Further action can be taken against the company if it fails to meet its obligations.

But, all is still not well for Gemini, which is facing several other legal issues as well, most notably a separate lawsuit filed in October by New York’s attorney general accusing three companies — Gemini, GCC and Digital Currency Group, the parent firm of GCC — of lying to investors and covering up more than $1 billion in losses.

💵 Personal Finance

Why people can’t afford homes

Homes are expensive, not only because of the base price going up but also because the interest rate is very high.

This is making people rent and put their dream of owning a home to rest.

But, why are so many aspiring homebuyers unable to afford a down payment? It’s due to a lack of savings and high living costs.

Down payments are usually in the range of 20 to 30 percent. This prevents people from applying for a loan. But, do you know that there are some ‘better’ options as well?

Most homeowners don't put 20 percent down.
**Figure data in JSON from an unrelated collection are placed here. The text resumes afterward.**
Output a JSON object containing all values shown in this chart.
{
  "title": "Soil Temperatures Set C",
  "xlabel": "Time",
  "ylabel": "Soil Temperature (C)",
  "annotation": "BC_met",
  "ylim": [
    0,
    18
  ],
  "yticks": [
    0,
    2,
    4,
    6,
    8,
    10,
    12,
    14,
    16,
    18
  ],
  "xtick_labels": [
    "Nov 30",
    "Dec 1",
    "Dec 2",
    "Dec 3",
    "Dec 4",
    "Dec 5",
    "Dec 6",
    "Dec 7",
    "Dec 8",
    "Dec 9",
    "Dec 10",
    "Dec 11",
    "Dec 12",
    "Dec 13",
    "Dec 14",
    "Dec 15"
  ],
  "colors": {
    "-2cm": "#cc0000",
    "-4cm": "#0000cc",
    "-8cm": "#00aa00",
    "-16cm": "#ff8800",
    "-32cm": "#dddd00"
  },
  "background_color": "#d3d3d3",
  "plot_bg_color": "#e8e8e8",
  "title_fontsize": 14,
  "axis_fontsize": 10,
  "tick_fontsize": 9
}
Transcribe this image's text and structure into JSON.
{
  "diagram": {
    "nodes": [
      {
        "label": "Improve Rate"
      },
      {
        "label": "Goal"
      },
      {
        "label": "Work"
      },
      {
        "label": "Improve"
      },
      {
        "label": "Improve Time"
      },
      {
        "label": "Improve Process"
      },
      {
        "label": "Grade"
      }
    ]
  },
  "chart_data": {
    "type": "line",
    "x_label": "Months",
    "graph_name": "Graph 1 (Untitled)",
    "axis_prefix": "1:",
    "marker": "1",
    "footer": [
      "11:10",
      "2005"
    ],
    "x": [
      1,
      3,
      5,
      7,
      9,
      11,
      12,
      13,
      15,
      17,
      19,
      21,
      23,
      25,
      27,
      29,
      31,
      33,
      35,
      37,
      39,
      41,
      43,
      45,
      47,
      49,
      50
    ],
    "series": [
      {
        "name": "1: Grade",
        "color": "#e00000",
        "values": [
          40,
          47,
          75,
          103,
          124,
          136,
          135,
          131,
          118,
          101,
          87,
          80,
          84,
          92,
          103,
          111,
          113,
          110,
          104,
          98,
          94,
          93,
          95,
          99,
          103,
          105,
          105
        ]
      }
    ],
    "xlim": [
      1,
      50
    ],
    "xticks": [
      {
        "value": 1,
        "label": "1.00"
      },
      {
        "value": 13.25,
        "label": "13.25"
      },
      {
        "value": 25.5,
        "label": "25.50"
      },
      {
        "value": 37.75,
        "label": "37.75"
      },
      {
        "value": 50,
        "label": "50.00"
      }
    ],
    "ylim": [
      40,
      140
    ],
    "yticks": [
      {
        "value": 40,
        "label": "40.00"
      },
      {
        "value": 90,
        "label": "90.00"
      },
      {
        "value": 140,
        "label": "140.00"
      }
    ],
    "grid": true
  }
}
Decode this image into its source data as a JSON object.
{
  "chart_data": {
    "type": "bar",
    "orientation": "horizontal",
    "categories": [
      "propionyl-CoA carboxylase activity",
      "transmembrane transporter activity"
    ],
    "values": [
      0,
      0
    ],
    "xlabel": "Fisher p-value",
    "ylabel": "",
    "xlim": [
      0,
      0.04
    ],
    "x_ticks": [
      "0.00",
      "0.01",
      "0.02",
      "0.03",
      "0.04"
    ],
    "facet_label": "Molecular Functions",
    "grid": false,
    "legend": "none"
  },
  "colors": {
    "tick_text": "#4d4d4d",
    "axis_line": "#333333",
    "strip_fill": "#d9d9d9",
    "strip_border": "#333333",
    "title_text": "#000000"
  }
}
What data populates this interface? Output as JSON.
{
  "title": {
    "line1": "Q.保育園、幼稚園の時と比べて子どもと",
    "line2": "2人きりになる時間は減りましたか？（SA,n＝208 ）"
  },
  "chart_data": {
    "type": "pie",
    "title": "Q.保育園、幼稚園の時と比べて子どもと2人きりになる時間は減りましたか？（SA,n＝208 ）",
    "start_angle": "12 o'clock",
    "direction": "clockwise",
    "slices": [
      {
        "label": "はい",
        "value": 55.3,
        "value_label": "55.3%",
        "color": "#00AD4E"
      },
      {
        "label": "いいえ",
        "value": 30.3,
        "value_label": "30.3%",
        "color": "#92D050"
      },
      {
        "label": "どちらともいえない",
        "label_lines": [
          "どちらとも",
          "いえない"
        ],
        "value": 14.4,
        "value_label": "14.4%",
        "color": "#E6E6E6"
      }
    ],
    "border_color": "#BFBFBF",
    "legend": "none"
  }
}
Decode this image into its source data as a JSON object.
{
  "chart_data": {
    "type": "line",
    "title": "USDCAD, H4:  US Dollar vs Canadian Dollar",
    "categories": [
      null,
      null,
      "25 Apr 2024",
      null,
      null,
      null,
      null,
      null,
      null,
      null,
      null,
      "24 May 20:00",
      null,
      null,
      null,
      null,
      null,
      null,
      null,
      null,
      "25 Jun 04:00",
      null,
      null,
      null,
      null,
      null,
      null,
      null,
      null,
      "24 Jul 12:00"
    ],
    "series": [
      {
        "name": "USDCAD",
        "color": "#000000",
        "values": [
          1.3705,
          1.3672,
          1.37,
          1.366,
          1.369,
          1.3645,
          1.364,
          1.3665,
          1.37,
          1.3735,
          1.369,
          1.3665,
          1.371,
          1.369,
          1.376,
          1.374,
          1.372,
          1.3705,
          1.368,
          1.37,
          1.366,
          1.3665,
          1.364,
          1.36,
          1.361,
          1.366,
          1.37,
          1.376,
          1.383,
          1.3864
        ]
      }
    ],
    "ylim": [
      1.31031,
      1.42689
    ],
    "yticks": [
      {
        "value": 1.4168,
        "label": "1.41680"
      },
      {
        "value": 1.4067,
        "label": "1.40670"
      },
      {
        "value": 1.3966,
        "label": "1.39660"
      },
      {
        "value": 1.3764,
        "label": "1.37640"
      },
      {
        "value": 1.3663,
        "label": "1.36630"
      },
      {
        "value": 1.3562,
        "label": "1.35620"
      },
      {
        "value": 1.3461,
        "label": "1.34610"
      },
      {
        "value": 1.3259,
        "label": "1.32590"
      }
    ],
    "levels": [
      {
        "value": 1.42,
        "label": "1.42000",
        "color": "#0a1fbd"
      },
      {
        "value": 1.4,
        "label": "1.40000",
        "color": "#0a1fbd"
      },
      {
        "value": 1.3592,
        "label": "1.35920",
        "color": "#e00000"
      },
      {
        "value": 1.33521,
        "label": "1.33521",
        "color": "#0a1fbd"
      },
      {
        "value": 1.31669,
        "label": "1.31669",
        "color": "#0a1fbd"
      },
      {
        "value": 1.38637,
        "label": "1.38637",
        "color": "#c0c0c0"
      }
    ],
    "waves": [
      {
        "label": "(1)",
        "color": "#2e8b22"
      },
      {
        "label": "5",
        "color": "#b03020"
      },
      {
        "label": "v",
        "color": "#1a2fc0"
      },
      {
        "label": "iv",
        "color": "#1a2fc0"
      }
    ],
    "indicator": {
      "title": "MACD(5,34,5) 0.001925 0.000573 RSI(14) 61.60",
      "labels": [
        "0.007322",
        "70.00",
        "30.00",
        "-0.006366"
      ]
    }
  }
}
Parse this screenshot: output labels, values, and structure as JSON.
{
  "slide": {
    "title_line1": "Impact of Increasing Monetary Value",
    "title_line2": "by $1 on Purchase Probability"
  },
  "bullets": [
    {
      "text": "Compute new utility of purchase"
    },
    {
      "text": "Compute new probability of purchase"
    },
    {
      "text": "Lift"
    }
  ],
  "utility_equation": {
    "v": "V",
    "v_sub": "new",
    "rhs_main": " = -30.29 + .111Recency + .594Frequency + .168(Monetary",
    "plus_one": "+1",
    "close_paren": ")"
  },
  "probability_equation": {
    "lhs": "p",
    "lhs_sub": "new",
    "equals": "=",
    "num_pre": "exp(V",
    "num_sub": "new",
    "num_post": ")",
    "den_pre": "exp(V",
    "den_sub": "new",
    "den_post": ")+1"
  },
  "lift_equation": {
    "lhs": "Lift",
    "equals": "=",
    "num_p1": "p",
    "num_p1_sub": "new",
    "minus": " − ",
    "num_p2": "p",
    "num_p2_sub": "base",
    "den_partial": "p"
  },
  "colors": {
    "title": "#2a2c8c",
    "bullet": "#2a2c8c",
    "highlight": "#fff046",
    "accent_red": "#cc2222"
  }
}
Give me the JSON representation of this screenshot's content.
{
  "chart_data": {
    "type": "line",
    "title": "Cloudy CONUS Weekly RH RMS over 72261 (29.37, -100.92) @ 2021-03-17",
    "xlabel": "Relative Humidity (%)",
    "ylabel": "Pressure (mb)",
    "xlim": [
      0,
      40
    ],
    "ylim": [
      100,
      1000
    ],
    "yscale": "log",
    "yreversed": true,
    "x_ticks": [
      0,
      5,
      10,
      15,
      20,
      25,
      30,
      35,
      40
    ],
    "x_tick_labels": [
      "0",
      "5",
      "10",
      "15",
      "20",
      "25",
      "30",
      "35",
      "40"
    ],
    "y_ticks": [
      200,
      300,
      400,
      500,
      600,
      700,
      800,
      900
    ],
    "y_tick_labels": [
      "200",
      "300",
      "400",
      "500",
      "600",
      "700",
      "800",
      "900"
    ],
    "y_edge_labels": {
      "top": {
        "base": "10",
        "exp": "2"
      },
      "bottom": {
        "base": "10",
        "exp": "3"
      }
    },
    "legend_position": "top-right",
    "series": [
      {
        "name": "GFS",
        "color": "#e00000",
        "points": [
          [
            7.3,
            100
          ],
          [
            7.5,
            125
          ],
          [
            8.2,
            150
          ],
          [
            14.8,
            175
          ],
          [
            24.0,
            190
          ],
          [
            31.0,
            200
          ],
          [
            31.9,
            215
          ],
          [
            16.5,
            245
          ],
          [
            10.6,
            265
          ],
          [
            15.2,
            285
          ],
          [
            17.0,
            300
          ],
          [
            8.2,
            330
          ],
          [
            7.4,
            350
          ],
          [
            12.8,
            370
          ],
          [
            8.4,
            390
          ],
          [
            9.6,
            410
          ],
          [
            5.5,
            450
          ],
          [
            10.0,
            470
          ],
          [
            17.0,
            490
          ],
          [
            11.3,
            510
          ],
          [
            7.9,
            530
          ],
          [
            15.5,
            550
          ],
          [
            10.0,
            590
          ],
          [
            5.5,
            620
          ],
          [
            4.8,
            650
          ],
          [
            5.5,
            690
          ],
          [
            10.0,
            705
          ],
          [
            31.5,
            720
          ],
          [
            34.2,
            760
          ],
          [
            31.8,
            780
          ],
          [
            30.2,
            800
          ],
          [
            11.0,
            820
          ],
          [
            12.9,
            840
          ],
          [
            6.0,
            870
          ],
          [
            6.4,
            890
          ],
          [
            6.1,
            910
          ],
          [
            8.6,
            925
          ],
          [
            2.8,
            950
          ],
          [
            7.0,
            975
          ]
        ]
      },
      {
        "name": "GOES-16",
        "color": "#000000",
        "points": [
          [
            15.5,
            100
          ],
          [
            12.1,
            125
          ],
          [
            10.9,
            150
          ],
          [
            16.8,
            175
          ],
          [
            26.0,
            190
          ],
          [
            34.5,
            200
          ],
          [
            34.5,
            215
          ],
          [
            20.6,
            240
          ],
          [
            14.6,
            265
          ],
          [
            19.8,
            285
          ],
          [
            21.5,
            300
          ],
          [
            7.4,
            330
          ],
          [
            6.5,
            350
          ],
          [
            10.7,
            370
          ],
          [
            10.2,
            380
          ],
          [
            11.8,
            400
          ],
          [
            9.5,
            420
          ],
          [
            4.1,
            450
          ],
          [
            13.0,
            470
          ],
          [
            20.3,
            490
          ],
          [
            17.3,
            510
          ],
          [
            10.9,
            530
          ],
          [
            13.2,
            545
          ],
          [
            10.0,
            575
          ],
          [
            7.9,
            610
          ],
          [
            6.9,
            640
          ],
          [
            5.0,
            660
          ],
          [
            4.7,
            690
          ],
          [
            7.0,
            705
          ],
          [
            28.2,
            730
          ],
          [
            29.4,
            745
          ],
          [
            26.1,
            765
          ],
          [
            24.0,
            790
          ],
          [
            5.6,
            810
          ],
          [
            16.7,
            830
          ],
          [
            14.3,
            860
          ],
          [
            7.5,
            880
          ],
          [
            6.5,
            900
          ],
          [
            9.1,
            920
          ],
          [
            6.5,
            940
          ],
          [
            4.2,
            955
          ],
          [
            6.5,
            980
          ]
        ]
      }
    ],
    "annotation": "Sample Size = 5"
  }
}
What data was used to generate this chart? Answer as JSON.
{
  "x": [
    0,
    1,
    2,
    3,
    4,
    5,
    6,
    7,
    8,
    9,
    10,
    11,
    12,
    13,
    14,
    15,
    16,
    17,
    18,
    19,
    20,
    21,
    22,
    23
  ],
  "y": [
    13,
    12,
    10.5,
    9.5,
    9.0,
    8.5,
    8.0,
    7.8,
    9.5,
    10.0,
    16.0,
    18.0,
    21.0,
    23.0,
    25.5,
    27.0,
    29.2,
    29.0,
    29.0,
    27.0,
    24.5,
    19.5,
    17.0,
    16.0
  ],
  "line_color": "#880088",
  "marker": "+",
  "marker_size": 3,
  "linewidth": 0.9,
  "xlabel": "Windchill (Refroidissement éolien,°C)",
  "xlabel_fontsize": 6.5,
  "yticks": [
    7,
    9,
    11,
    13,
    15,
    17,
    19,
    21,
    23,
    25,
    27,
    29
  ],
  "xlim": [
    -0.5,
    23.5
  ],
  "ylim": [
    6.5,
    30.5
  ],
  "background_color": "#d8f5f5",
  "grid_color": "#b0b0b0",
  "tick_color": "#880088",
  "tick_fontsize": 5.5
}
In 2022, the median down payment among homebuyers was 13 percent. This is because there are some loans with lower requirements.

FHA loans require as little as 3.5 percent, and VA loans and USDA loans have no down payment requirement at all.

But we don’t always recommend buying homes without a down payment because that’ll cause you to pay more interest over the life of the loan because you're borrowing more money.

Out of reach: A recent survey showed that about 20% of aspiring homeowners feel they will never be able to afford a home as prices continue to rise. Home prices are in fact up 16% since the pandemic.

With the median price standing at $417,700, you’ll have to spend $62,655 if the down payment requirement is 15 percent. Unfortunately, most people cannot afford this as the median U.S. household income is only $74,580.

What do do? Your best option is to look for affordable houses. West Virginia, for example, is an affordable state with an average price of just $98 per square foot and listings selling for an average of $140,000. Other affordable options include Arkansas, Iowa, Alabama, and Mississippi.

💰 Be a Better Investor

If you don't find a way to make money while you sleep, you will work until you die.